Nadeel kan zijn dat dit leidt tot een grotere concentratie van sociale huurwoningen. Het is ook mogelijk dat corporaties middeldure huurwoningen of betaalbare koopwoningen toevoegen. De martkttoets voor het bouwen van niet-DAEB-woningen is sinds 2021 buiten werking gesteld en deze opschorting zal in elk geval deze kabinetsperiode gehandhaafd blijven. 

Voorbeelden/meer informatie:

Raamovereenkomst Den Haag / Haagse corporaties. Voor de individuele corporaties is dit vervolgens uitgewerkt in de prestatieafspraken: Prestatieafspraken Haag wonen 2021

De gemeente kan invloed uitoefenen op het bouwprogramma indien aanpassing van het bestemmingsplan vereist is. Doorgaans zullen marktpartij en gemeente in onderhandeling treden met de bedoeling om overeenstemming te bereiken in een anterieure overeenkomst.

Naast prijssegmenten en kwaliteit komen ook andere onderwerpen aan bod (o.a. stedenbouw, parkeren, duurzaamheid). Hoe meer wensen een gemeente heeft, hoe lastiger het zal zijn tot overeenstemming te komen. Vooral als voor de grond een hoge prijs is betaald, kan het verdienmodel van de marktpartij onder druk komen. Ook t.o.v. marktpartijen staat de gemeente sterker als het nieuwbouwbeleid helder is vastgelegd in onder meer een woonvisie. Zo weet de marktpartij tijdig waar zij aan toe is en kan zij daar rekening mee houden.

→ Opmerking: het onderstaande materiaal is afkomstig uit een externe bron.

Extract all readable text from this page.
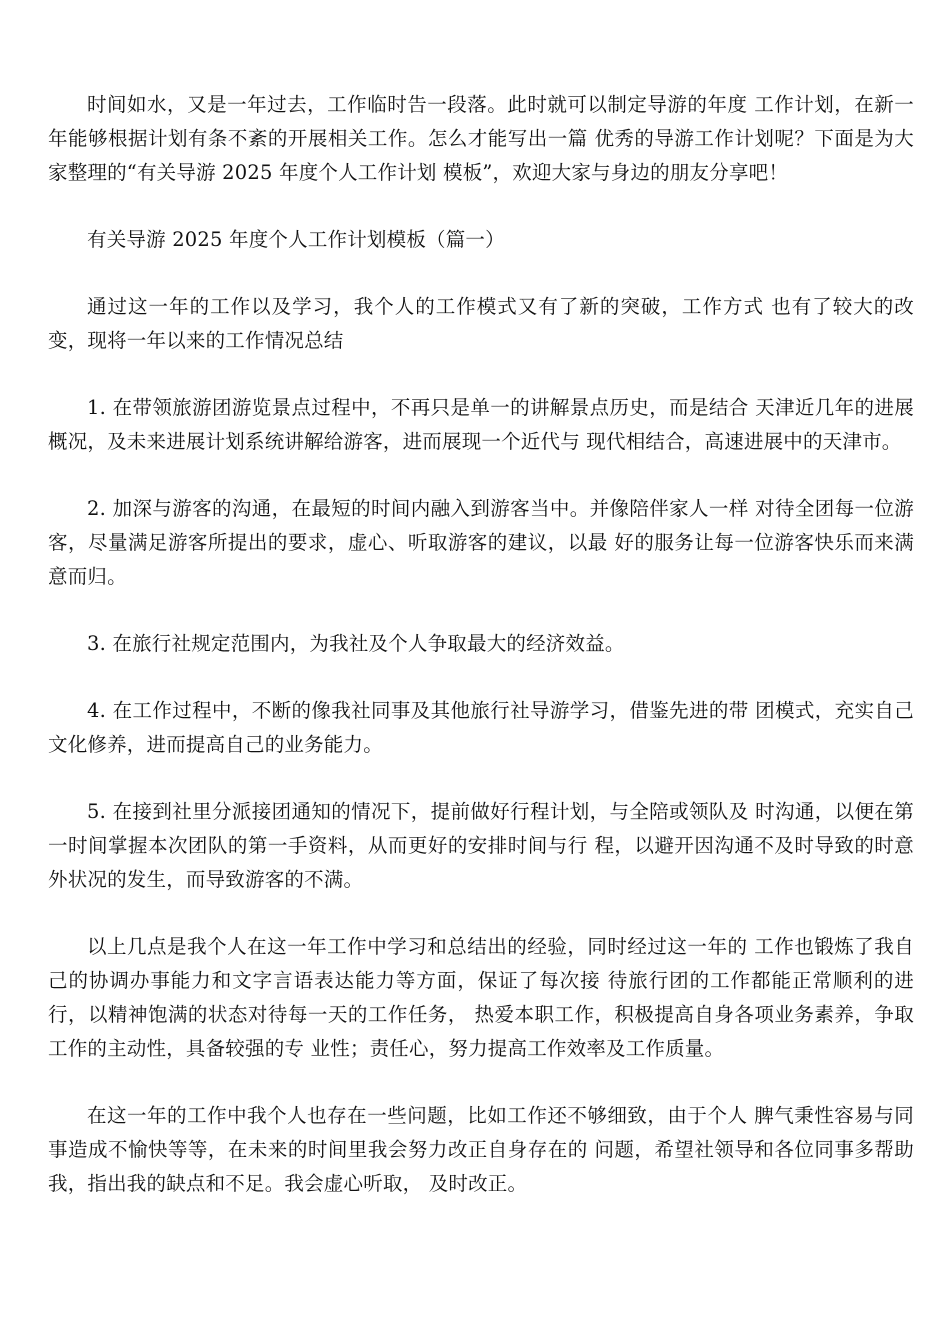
时间如水，又是一年过去，工作临时告一段落。此时就可以制定导游的年度 工作计划，在新一年能够根据计划有条不紊的开展相关工作。怎么才能写出一篇 优秀的导游工作计划呢？下面是为大家整理的“有关导游 2025 年度个人工作计划 模板”，欢迎大家与身边的朋友分享吧！

有关导游 2025 年度个人工作计划模板（篇一）

通过这一年的工作以及学习，我个人的工作模式又有了新的突破，工作方式 也有了较大的改变，现将一年以来的工作情况总结

1. 在带领旅游团游览景点过程中，不再只是单一的讲解景点历史，而是结合 天津近几年的进展概况，及未来进展计划系统讲解给游客，进而展现一个近代与 现代相结合，高速进展中的天津市。

2. 加深与游客的沟通，在最短的时间内融入到游客当中。并像陪伴家人一样 对待全团每一位游客，尽量满足游客所提出的要求，虚心、听取游客的建议，以最 好的服务让每一位游客快乐而来满意而归。

3. 在旅行社规定范围内，为我社及个人争取最大的经济效益。

4. 在工作过程中，不断的像我社同事及其他旅行社导游学习，借鉴先进的带 团模式，充实自己文化修养，进而提高自己的业务能力。

5. 在接到社里分派接团通知的情况下，提前做好行程计划，与全陪或领队及 时沟通，以便在第一时间掌握本次团队的第一手资料，从而更好的安排时间与行 程，以避开因沟通不及时导致的时意外状况的发生，而导致游客的不满。

以上几点是我个人在这一年工作中学习和总结出的经验，同时经过这一年的 工作也锻炼了我自己的协调办事能力和文字言语表达能力等方面，保证了每次接 待旅行团的工作都能正常顺利的进行，以精神饱满的状态对待每一天的工作任务， 热爱本职工作，积极提高自身各项业务素养，争取工作的主动性，具备较强的专 业性；责任心，努力提高工作效率及工作质量。

在这一年的工作中我个人也存在一些问题，比如工作还不够细致，由于个人 脾气秉性容易与同事造成不愉快等等，在未来的时间里我会努力改正自身存在的 问题，希望社领导和各位同事多帮助我，指出我的缺点和不足。我会虚心听取， 及时改正。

Particuliere sociale huur: Gemeenten krijgen bij locaties in bezit van derden te maken met de vraag wie de sociale huurwoningen gaat realiseren en in eigendom gaat nemen. Marktpartijen voeren hierover onderhandelingen met woningcorporaties en/of willen de woningen soms zelf gaan bouwen en exploiteren. Indien marktpartijen deze particuliere sociale huurwoningen zelf willen gaan exploiteren kan dit gevolgen hebben voor het product (kleinere woningen), de huurontwikkeling (mogelijke liberalisering) en de toewijzing (welke regels gelden er vanuit de huisvestingsverordening en hoe worden de woningen aangeboden?).
Sommige gemeenten nemen in hun beleid op dat exploitatie door corporaties de voorkeur verdient, omdat corporaties gebonden zijn aan de regels van de Woningwet, zoals passend toewijzen en het maken van prestatieafspraken. Ze proberen dit soms ook te verankeren in anterieure overeenkomsten met marktpartijen. Aedes maakte een stappenplan Hoe zorg je voor echte sociale huurwoningen?

Voorbeelden/meer informatie:

De meeste gemeenten hanteren anterieure overeenkomsten. Meer informatie over de kanttekening bij nieuwbouw van particuliere sociale huur vindt u in deze artikelen van Aedes en Follow the Money

De gemeente Leiden heeft in haar Uitvoeringsagenda Wonen Leiden 2020-2023 een hele paragraaf gewijd aan de bouw van sociale huurwoningen door marktpartijen en de voorwaarden die ze daaraan wil stellen. De gemeente geeft de voorkeur aan corporaties, maar acht een bijdrage door marktpartijen noodzakelijk. Eisen die aan particuliere sociale huur worden gesteld zijn o.a. een minimale oppervlakte van 45m2 en toewijzing gedurende de hele exploitatieduur van 20 jaar via het woonruimteverdeelsysteem van de corporaties. 

De gemeente Zaanstad brengt formuleringen in bij anterieure overeenkomsten die bevorderen dat de sociale huurwoningen in eigendom komen van corporaties. Mocht de marktpartij er toch niet uitkomen met de corporatie en zelf de woningen gaan exploiteren dan worden extra afspraken gemaakt over de exploitatieduur, de toewijzing en verhuurdersgedrag.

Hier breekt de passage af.